Ein systematisches Monitoring ist essenziell, um die Qualität und Evidenzbasis digitaler Lösungen langfristig zu sichern. Der Bericht weist jedoch auf methodische Schwächen vieler Studien zur Wirksamkeit von KI im Gesundheitswesen hin. Viele Anwendungen sind in Laborumgebungen validiert, nicht aber in realen Versorgungsszenarien. Hinzu kommt, das Phänomen „Moving Target“: Das Interesse an bereits erfassten Anwendungen nimmt aufgrund kontinuierlich neuer Anwendungen ab.

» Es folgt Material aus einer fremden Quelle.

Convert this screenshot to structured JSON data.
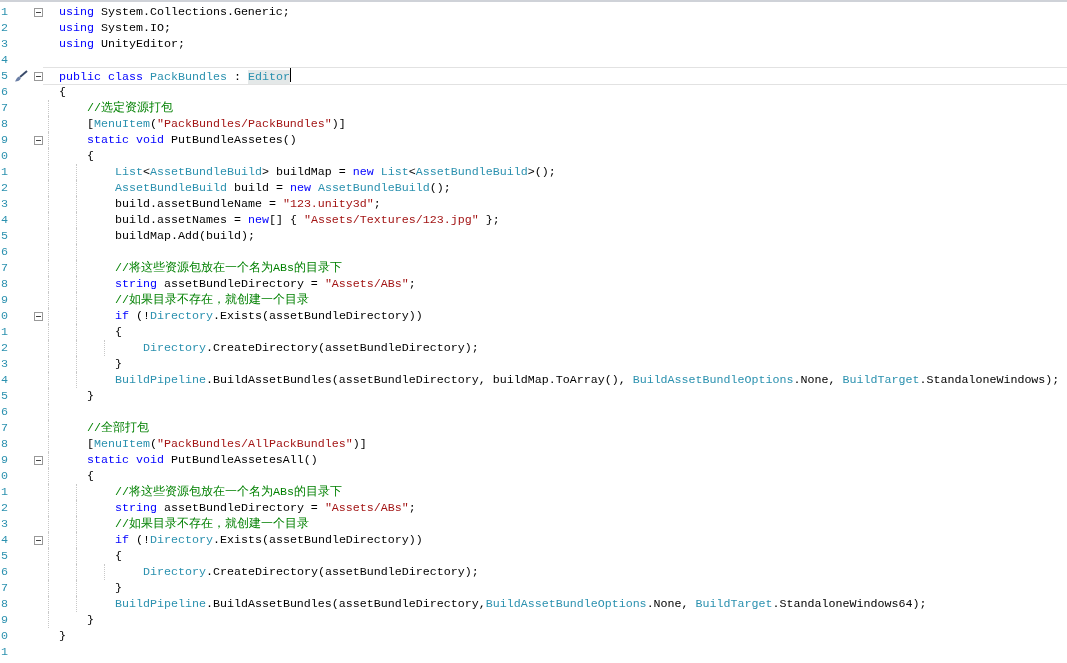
{
  "lines": [
    {
      "number": "1",
      "expanded": true,
      "tokens": [
        {
          "kind": "keyword",
          "text": "using"
        },
        {
          "kind": "plain",
          "text": " System.Collections.Generic;"
        }
      ]
    },
    {
      "number": "2",
      "tokens": [
        {
          "kind": "keyword",
          "text": "using"
        },
        {
          "kind": "plain",
          "text": " System.IO;"
        }
      ]
    },
    {
      "number": "3",
      "tokens": [
        {
          "kind": "keyword",
          "text": "using"
        },
        {
          "kind": "plain",
          "text": " UnityEditor;"
        }
      ]
    },
    {
      "number": "4"
    },
    {
      "number": "5",
      "expanded": true,
      "current": true,
      "quick_action": true,
      "tokens": [
        {
          "kind": "keyword",
          "text": "public class"
        },
        {
          "kind": "type",
          "text": " PackBundles"
        },
        {
          "kind": "plain",
          "text": " : "
        },
        {
          "kind": "type",
          "text": "Editor",
          "highlighted": true,
          "caret": true
        }
      ]
    },
    {
      "number": "6",
      "tokens": [
        {
          "kind": "plain",
          "text": "{"
        }
      ],
      "children": [
        {
          "number": "7",
          "tokens": [
            {
              "kind": "comment",
              "text": "//选定资源打包"
            }
          ]
        },
        {
          "number": "8",
          "tokens": [
            {
              "kind": "plain",
              "text": "["
            },
            {
              "kind": "type",
              "text": "MenuItem"
            },
            {
              "kind": "plain",
              "text": "("
            },
            {
              "kind": "string",
              "text": "\"PackBundles/PackBundles\""
            },
            {
              "kind": "plain",
              "text": ")]"
            }
          ]
        },
        {
          "number": "9",
          "expanded": true,
          "tokens": [
            {
              "kind": "keyword",
              "text": "static void"
            },
            {
              "kind": "plain",
              "text": " PutBundleAssetes()"
            }
          ]
        },
        {
          "number": "0",
          "tokens": [
            {
              "kind": "plain",
              "text": "{"
            }
          ],
          "children": [
            {
              "number": "1",
              "tokens": [
                {
                  "kind": "type",
                  "text": "List"
                },
                {
                  "kind": "plain",
                  "text": "<"
                },
                {
                  "kind": "type",
                  "text": "AssetBundleBuild"
                },
                {
                  "kind": "plain",
                  "text": "> buildMap = "
                },
                {
                  "kind": "keyword",
                  "text": "new"
                },
                {
                  "kind": "type",
                  "text": " List"
                },
                {
                  "kind": "plain",
                  "text": "<"
                },
                {
                  "kind": "type",
                  "text": "AssetBundleBuild"
                },
                {
                  "kind": "plain",
                  "text": ">();"
                }
              ]
            },
            {
              "number": "2",
              "tokens": [
                {
                  "kind": "type",
                  "text": "AssetBundleBuild"
                },
                {
                  "kind": "plain",
                  "text": " build = "
                },
                {
                  "kind": "keyword",
                  "text": "new"
                },
                {
                  "kind": "type",
                  "text": " AssetBundleBuild"
                },
                {
                  "kind": "plain",
                  "text": "();"
                }
              ]
            },
            {
              "number": "3",
              "tokens": [
                {
                  "kind": "plain",
                  "text": "build.assetBundleName = "
                },
                {
                  "kind": "string",
                  "text": "\"123.unity3d\""
                },
                {
                  "kind": "plain",
                  "text": ";"
                }
              ]
            },
            {
              "number": "4",
              "tokens": [
                {
                  "kind": "plain",
                  "text": "build.assetNames = "
                },
                {
                  "kind": "keyword",
                  "text": "new"
                },
                {
                  "kind": "plain",
                  "text": "[] { "
                },
                {
                  "kind": "string",
                  "text": "\"Assets/Textures/123.jpg\""
                },
                {
                  "kind": "plain",
                  "text": " };"
                }
              ]
            },
            {
              "number": "5",
              "tokens": [
                {
                  "kind": "plain",
                  "text": "buildMap.Add(build);"
                }
              ]
            },
            {
              "number": "6"
            },
            {
              "number": "7",
              "tokens": [
                {
                  "kind": "comment",
                  "text": "//将这些资源包放在一个名为ABs的目录下"
                }
              ]
            },
            {
              "number": "8",
              "tokens": [
                {
                  "kind": "keyword",
                  "text": "string"
                },
                {
                  "kind": "plain",
                  "text": " assetBundleDirectory = "
                },
                {
                  "kind": "string",
                  "text": "\"Assets/ABs\""
                },
                {
                  "kind": "plain",
                  "text": ";"
                }
              ]
            },
            {
              "number": "9",
              "tokens": [
                {
                  "kind": "comment",
                  "text": "//如果目录不存在，就创建一个目录"
                }
              ]
            },
            {
              "number": "0",
              "expanded": true,
              "tokens": [
                {
                  "kind": "keyword",
                  "text": "if"
                },
                {
                  "kind": "plain",
                  "text": " (!"
                },
                {
                  "kind": "type",
                  "text": "Directory"
                },
                {
                  "kind": "plain",
                  "text": ".Exists(assetBundleDirectory))"
                }
              ]
            },
            {
              "number": "1",
              "tokens": [
                {
                  "kind": "plain",
                  "text": "{"
                }
              ],
              "children": [
                {
                  "number": "2",
                  "tokens": [
                    {
                      "kind": "type",
                      "text": "Directory"
                    },
                    {
                      "kind": "plain",
                      "text": ".CreateDirectory(assetBundleDirectory);"
                    }
                  ]
                }
              ]
            },
            {
              "number": "3",
              "tokens": [
                {
                  "kind": "plain",
                  "text": "}"
                }
              ]
            },
            {
              "number": "4",
              "tokens": [
                {
                  "kind": "type",
                  "text": "BuildPipeline"
                },
                {
                  "kind": "plain",
                  "text": ".BuildAssetBundles(assetBundleDirectory, buildMap.ToArray(), "
                },
                {
                  "kind": "type",
                  "text": "BuildAssetBundleOptions"
                },
                {
                  "kind": "plain",
                  "text": ".None, "
                },
                {
                  "kind": "type",
                  "text": "BuildTarget"
                },
                {
                  "kind": "plain",
                  "text": ".StandaloneWindows);"
                }
              ]
            }
          ]
        },
        {
          "number": "5",
          "tokens": [
            {
              "kind": "plain",
              "text": "}"
            }
          ]
        },
        {
          "number": "6"
        },
        {
          "number": "7",
          "tokens": [
            {
              "kind": "comment",
              "text": "//全部打包"
            }
          ]
        },
        {
          "number": "8",
          "tokens": [
            {
              "kind": "plain",
              "text": "["
            },
            {
              "kind": "type",
              "text": "MenuItem"
            },
            {
              "kind": "plain",
              "text": "("
            },
            {
              "kind": "string",
              "text": "\"PackBundles/AllPackBundles\""
            },
            {
              "kind": "plain",
              "text": ")]"
            }
          ]
        },
        {
          "number": "9",
          "expanded": true,
          "tokens": [
            {
              "kind": "keyword",
              "text": "static void"
            },
            {
              "kind": "plain",
              "text": " PutBundleAssetesAll()"
            }
          ]
        },
        {
          "number": "0",
          "tokens": [
            {
              "kind": "plain",
              "text": "{"
            }
          ],
          "children": [
            {
              "number": "1",
              "tokens": [
                {
                  "kind": "comment",
                  "text": "//将这些资源包放在一个名为ABs的目录下"
                }
              ]
            },
            {
              "number": "2",
              "tokens": [
                {
                  "kind": "keyword",
                  "text": "string"
                },
                {
                  "kind": "plain",
                  "text": " assetBundleDirectory = "
                },
                {
                  "kind": "string",
                  "text": "\"Assets/ABs\""
                },
                {
                  "kind": "plain",
                  "text": ";"
                }
              ]
            },
            {
              "number": "3",
              "tokens": [
                {
                  "kind": "comment",
                  "text": "//如果目录不存在，就创建一个目录"
                }
              ]
            },
            {
              "number": "4",
              "expanded": true,
              "tokens": [
                {
                  "kind": "keyword",
                  "text": "if"
                },
                {
                  "kind": "plain",
                  "text": " (!"
                },
                {
                  "kind": "type",
                  "text": "Directory"
                },
                {
                  "kind": "plain",
                  "text": ".Exists(assetBundleDirectory))"
                }
              ]
            },
            {
              "number": "5",
              "tokens": [
                {
                  "kind": "plain",
                  "text": "{"
                }
              ],
              "children": [
                {
                  "number": "6",
                  "tokens": [
                    {
                      "kind": "type",
                      "text": "Directory"
                    },
                    {
                      "kind": "plain",
                      "text": ".CreateDirectory(assetBundleDirectory);"
                    }
                  ]
                }
              ]
            },
            {
              "number": "7",
              "tokens": [
                {
                  "kind": "plain",
                  "text": "}"
                }
              ]
            },
            {
              "number": "8",
              "tokens": [
                {
                  "kind": "type",
                  "text": "BuildPipeline"
                },
                {
                  "kind": "plain",
                  "text": ".BuildAssetBundles(assetBundleDirectory,"
                },
                {
                  "kind": "type",
                  "text": "BuildAssetBundleOptions"
                },
                {
                  "kind": "plain",
                  "text": ".None, "
                },
                {
                  "kind": "type",
                  "text": "BuildTarget"
                },
                {
                  "kind": "plain",
                  "text": ".StandaloneWindows64);"
                }
              ]
            }
          ]
        },
        {
          "number": "9",
          "tokens": [
            {
              "kind": "plain",
              "text": "}"
            }
          ]
        }
      ]
    },
    {
      "number": "0",
      "tokens": [
        {
          "kind": "plain",
          "text": "}"
        }
      ]
    },
    {
      "number": "1"
    }
  ]
}
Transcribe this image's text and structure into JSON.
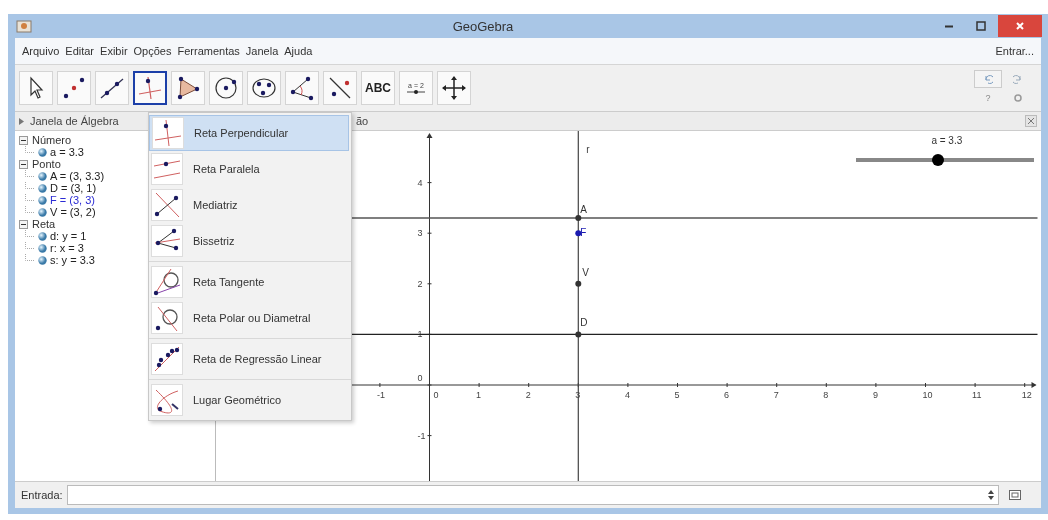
{
  "window": {
    "title": "GeoGebra"
  },
  "menubar": {
    "items": [
      "Arquivo",
      "Editar",
      "Exibir",
      "Opções",
      "Ferramentas",
      "Janela",
      "Ajuda"
    ],
    "login": "Entrar..."
  },
  "toolbar": {
    "tools": [
      {
        "kind": "move",
        "selected": false
      },
      {
        "kind": "point",
        "selected": false
      },
      {
        "kind": "line",
        "selected": false
      },
      {
        "kind": "perpendicular",
        "selected": true
      },
      {
        "kind": "polygon",
        "selected": false
      },
      {
        "kind": "circle",
        "selected": false
      },
      {
        "kind": "conic",
        "selected": false
      },
      {
        "kind": "angle",
        "selected": false
      },
      {
        "kind": "reflect",
        "selected": false
      },
      {
        "kind": "text",
        "selected": false,
        "label": "ABC"
      },
      {
        "kind": "slider",
        "selected": false,
        "label": "a = 2"
      },
      {
        "kind": "pan",
        "selected": false
      }
    ],
    "help": "?"
  },
  "algebra_view": {
    "title": "Janela de Álgebra",
    "children": [
      {
        "label": "Número",
        "expanded": true,
        "children": [
          {
            "label": "a = 3.3",
            "color": "#222222"
          }
        ]
      },
      {
        "label": "Ponto",
        "expanded": true,
        "children": [
          {
            "label": "A = (3, 3.3)",
            "color": "#222222"
          },
          {
            "label": "D = (3, 1)",
            "color": "#222222"
          },
          {
            "label": "F = (3, 3)",
            "color": "#2b2bd4"
          },
          {
            "label": "V = (3, 2)",
            "color": "#222222"
          }
        ]
      },
      {
        "label": "Reta",
        "expanded": true,
        "children": [
          {
            "label": "d: y = 1",
            "color": "#222222"
          },
          {
            "label": "r: x = 3",
            "color": "#222222"
          },
          {
            "label": "s: y = 3.3",
            "color": "#222222"
          }
        ]
      }
    ]
  },
  "graphics_view": {
    "title": "ão",
    "x_tick_labels": [
      "-1",
      "0",
      "1",
      "2",
      "3",
      "4",
      "5",
      "6",
      "7",
      "8",
      "9",
      "10",
      "11",
      "12"
    ],
    "y_tick_labels": [
      "4",
      "3",
      "2",
      "1",
      "0",
      "-1"
    ],
    "line_label": "r",
    "points": [
      {
        "label": "A",
        "color": "#333333"
      },
      {
        "label": "F",
        "color": "#1a1ab0"
      },
      {
        "label": "V",
        "color": "#333333"
      },
      {
        "label": "D",
        "color": "#333333"
      }
    ],
    "slider": {
      "label": "a = 3.3",
      "level": 0.46
    }
  },
  "tool_menu": {
    "groups": [
      {
        "items": [
          {
            "kind": "perpendicular",
            "label": "Reta Perpendicular",
            "selected": true
          },
          {
            "kind": "parallel",
            "label": "Reta Paralela",
            "selected": false
          },
          {
            "kind": "mediatrix",
            "label": "Mediatriz",
            "selected": false
          },
          {
            "kind": "bisector",
            "label": "Bissetriz",
            "selected": false
          }
        ]
      },
      {
        "items": [
          {
            "kind": "tangent",
            "label": "Reta Tangente",
            "selected": false
          },
          {
            "kind": "polar",
            "label": "Reta Polar ou Diametral",
            "selected": false
          }
        ]
      },
      {
        "items": [
          {
            "kind": "regression",
            "label": "Reta de Regressão Linear",
            "selected": false
          }
        ]
      },
      {
        "items": [
          {
            "kind": "locus",
            "label": "Lugar Geométrico",
            "selected": false
          }
        ]
      }
    ]
  },
  "input_bar": {
    "label": "Entrada:"
  }
}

Schlussfolgerungen und Implikationen für die Pflegeinformatik
Die Ergebnisse zeigen: Der Einsatz digitaler Technologien ist in Österreichs Spitälern angekommen – mit einer wachsenden Zahl funktionaler Anwendungen, Pilotprojekte und Routineprozesse. Gleichzeitig bleiben Herausforderungen in den Bereichen:
- Interoperabilität und Standardisierung
- Evidenzgenerierung und Qualitätssicherung
- Ressourcen und Change Management
- Nutzerakzeptanz, Schulung und ethische Fragen
Für PflegeinformatikerInnen bedeutet dies, sich aktiv in Gestaltungsprozesse einzubringen – sei es in der Spezifikation von Anforderungen, der Schulung von Fachpersonal oder der Evaluation von Tools. Pflege spielt dabei nicht nur als User, sondern auch als Datenlieferant und Mitgestalter von Versorgungspfaden eine zentrale Rolle.
Literatur:
Degelsegger‐Márquez, Alexander; Dick, Daniel; Trunner, Kathrin (2022): Telemedizin und Künstliche Intelligenz im intramuralen Bereich Österreichs. Ergebnisbericht. Im Auftrag des Bundesministeriums für Soziales, Gesundheit, Pflege und Konsumentenschutz. Gesundheit Österreich GmbH, Wien.